6.2.  También es preciso advertir que como el instrumento de la  extradición entre Estados Unidos de América y Colombia  se rige, en ausencia de uno internacional que regule los motivos de  procedencia, requisitos, trámite y condiciones, por las normas  contenidas en la Constitución Política (artículo  35)  y en el Código de Procedimiento Penal (artículos  490 a 514 de la Ley 906 de 2004),  cuando recae sobre colombianos por nacimiento –si es pasiva-,  es imperioso que el Gobierno Nacional haga las exigencias que estime  convenientes en aras de que en el país reclamante se le  reconozcan todos los derechos y garantías inherentes a su  calidad de colombiano y de procesado, en especial las contenidas en  la Carta Fundamental, entre ellas, la contenida en el artículo  42, según la cual, la familia es el núcleo central de  la sociedad, motivo por el cual deberá permitirse a sus  parientes mantener un contacto permanente.  

Asimismo,  se deberán acatar los derechos y garantías consagrados  en el denominado bloque de constitucionalidad; es decir, en aquellos  convenios internacionales y ratificados que consagran y desarrollan  derechos humanos (artículo  93 de la Constitución, Declaración Universal de  Derechos Humanos, Convención Americana de Derechos Humanos,  Pacto Internacional de Derechos Civiles y Políticos),  en virtud del deber de protección a esos derechos que para  todas las autoridades públicas emana del artículo 2º  ibídem.  

Tales  condicionamientos tienen carácter imperioso, porque la  extradición de un ciudadano colombiano por nacimiento,  cualquiera sea el delito que dio lugar a su entrega a un extranjero,  no implica que pierda su nacionalidad ni los derechos que le son  ajenos a tal calidad. Por tanto, el deber de protección de las  autoridades nacionales se extiende a tal punto, que han de vigilar  que en el requirente se le respeten los derechos y garantías  tal como si fuese juzgado aquí. A lo que renuncia el Estado  que accede a la entrega de un connacional es a ejercer su soberanía  jurisdiccional, de modo que en tanto aquél siga siendo súbdito  de su país, conserva a su favor todas las prerrogativas,  garantías y derechos que emanan de la Constitución y la  ley, en particular, aquellos que se relacionan con su calidad de  procesado y que tienen que ver con la dignidad humana.  

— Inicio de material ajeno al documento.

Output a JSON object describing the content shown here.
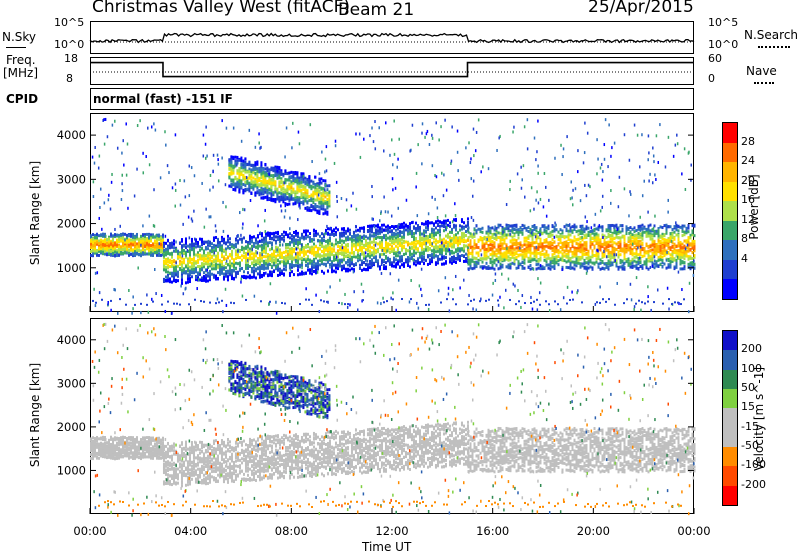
{
  "header": {
    "title": "Christmas Valley West (fitACF)",
    "beam": "Beam 21",
    "date": "25/Apr/2015"
  },
  "panel_labels": {
    "nsky": "N.Sky",
    "nsky_top": "10^5",
    "nsky_bottom": "10^0",
    "nsearch": "N.Search",
    "nsearch_top": "10^5",
    "nsearch_bottom": "10^0",
    "freq": "Freq.",
    "freq_unit": "[MHz]",
    "freq_top": "18",
    "freq_bottom": "8",
    "nave": "Nave",
    "nave_top": "60",
    "nave_bottom": "0",
    "cpid": "CPID",
    "cpid_value": "normal (fast) -151 IF"
  },
  "axes": {
    "ylabel": "Slant Range [km]",
    "xlabel": "Time UT",
    "xticks": [
      "00:00",
      "04:00",
      "08:00",
      "12:00",
      "16:00",
      "20:00",
      "00:00"
    ],
    "yticks": [
      "1000",
      "2000",
      "3000",
      "4000"
    ]
  },
  "power_scale": {
    "label": "Power [dB]",
    "ticks": [
      "28",
      "24",
      "20",
      "16",
      "12",
      "8",
      "4"
    ],
    "colors": [
      "#ff0000",
      "#ff6a00",
      "#ffb400",
      "#ffe000",
      "#aee04a",
      "#3aa66a",
      "#2e6fbd",
      "#1f3fd0",
      "#0000ff"
    ]
  },
  "velocity_scale": {
    "label": "Velocity [m s^-1]",
    "ticks": [
      "200",
      "100",
      "50",
      "15",
      "-15",
      "-50",
      "-100",
      "-200"
    ],
    "colors": [
      "#1010c8",
      "#2a60b0",
      "#2f8a52",
      "#7fd040",
      "#bfbfbf",
      "#bfbfbf",
      "#ff8c00",
      "#ff4a00",
      "#ff0000"
    ]
  },
  "chart_data": {
    "type": "heatmap",
    "title": "Christmas Valley West (fitACF)",
    "xlabel": "Time UT",
    "ylabel": "Slant Range [km]",
    "xlim": [
      0,
      24
    ],
    "ylim": [
      0,
      4500
    ],
    "power_range_db": [
      0,
      30
    ],
    "velocity_range": [
      -200,
      200
    ],
    "frequency_steps": [
      {
        "start_h": 0,
        "end_h": 2.9,
        "freq_mhz": 16
      },
      {
        "start_h": 2.9,
        "end_h": 15,
        "freq_mhz": 11
      },
      {
        "start_h": 15,
        "end_h": 24,
        "freq_mhz": 16
      }
    ],
    "echo_bands": [
      {
        "name": "",
        "t": [
          0.0,
          2.9
        ],
        "r": [
          1300,
          1800
        ],
        "power": 26,
        "velocity": -5
      },
      {
        "name": "",
        "t": [
          2.9,
          15.0
        ],
        "r": [
          900,
          1900
        ],
        "power": 20,
        "velocity": -5
      },
      {
        "name": "",
        "t": [
          15.0,
          24.0
        ],
        "r": [
          1000,
          2000
        ],
        "power": 26,
        "velocity": -5
      },
      {
        "name": "",
        "t": [
          5.5,
          9.5
        ],
        "r": [
          2500,
          3300
        ],
        "power": 20,
        "velocity": 150
      }
    ]
  }
}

Por  esa razón, de conformidad con lo establecido por el artículo  189-2 de la Constitución Política, al Gobierno  Nacional, en cabeza del señor Presidente de la República  como supremo director de la política exterior y de las  relaciones internacionales, le corresponde hacer estricto seguimiento  del cumplimiento por parte del requirente de los condicionamientos  atrás referenciados y establecer, así mismo, las  consecuencias de su inobservancia.  

La  Secretaría de la Sala comunicará este concepto al  solicitado Ángel  Hernando Torres Caicedo  y  a los demás intervinientes en el trámite de  extradición.  

Devuélvase  el expediente al Ministerio de Justicia y del Derecho para lo de su  competencia.  

LUIS  ANTONIO HERNÁNDEZ BARBOSA  

JOSÉ  FRANCISCO ACUÑA VIZCAYA  

JOSÉ  LUIS BARCELÓ CAMACHO  

FERNANDO  ALBERTO CASTRO CABALLERO  

EUGENIO  FERNÁNDEZ CARLIER  

EYDER PATIÑO  CABRERA  

PATRICIA  SALAZAR CUÉLLAR  

LUIS GUILLERMO  SALAZAR OTERO  

Nubia Yolanda Nova  García  

Secretaria  

1          Sentencias del 12 de diciembre de 1986 y 25 de junio de 1987,          respectivamente.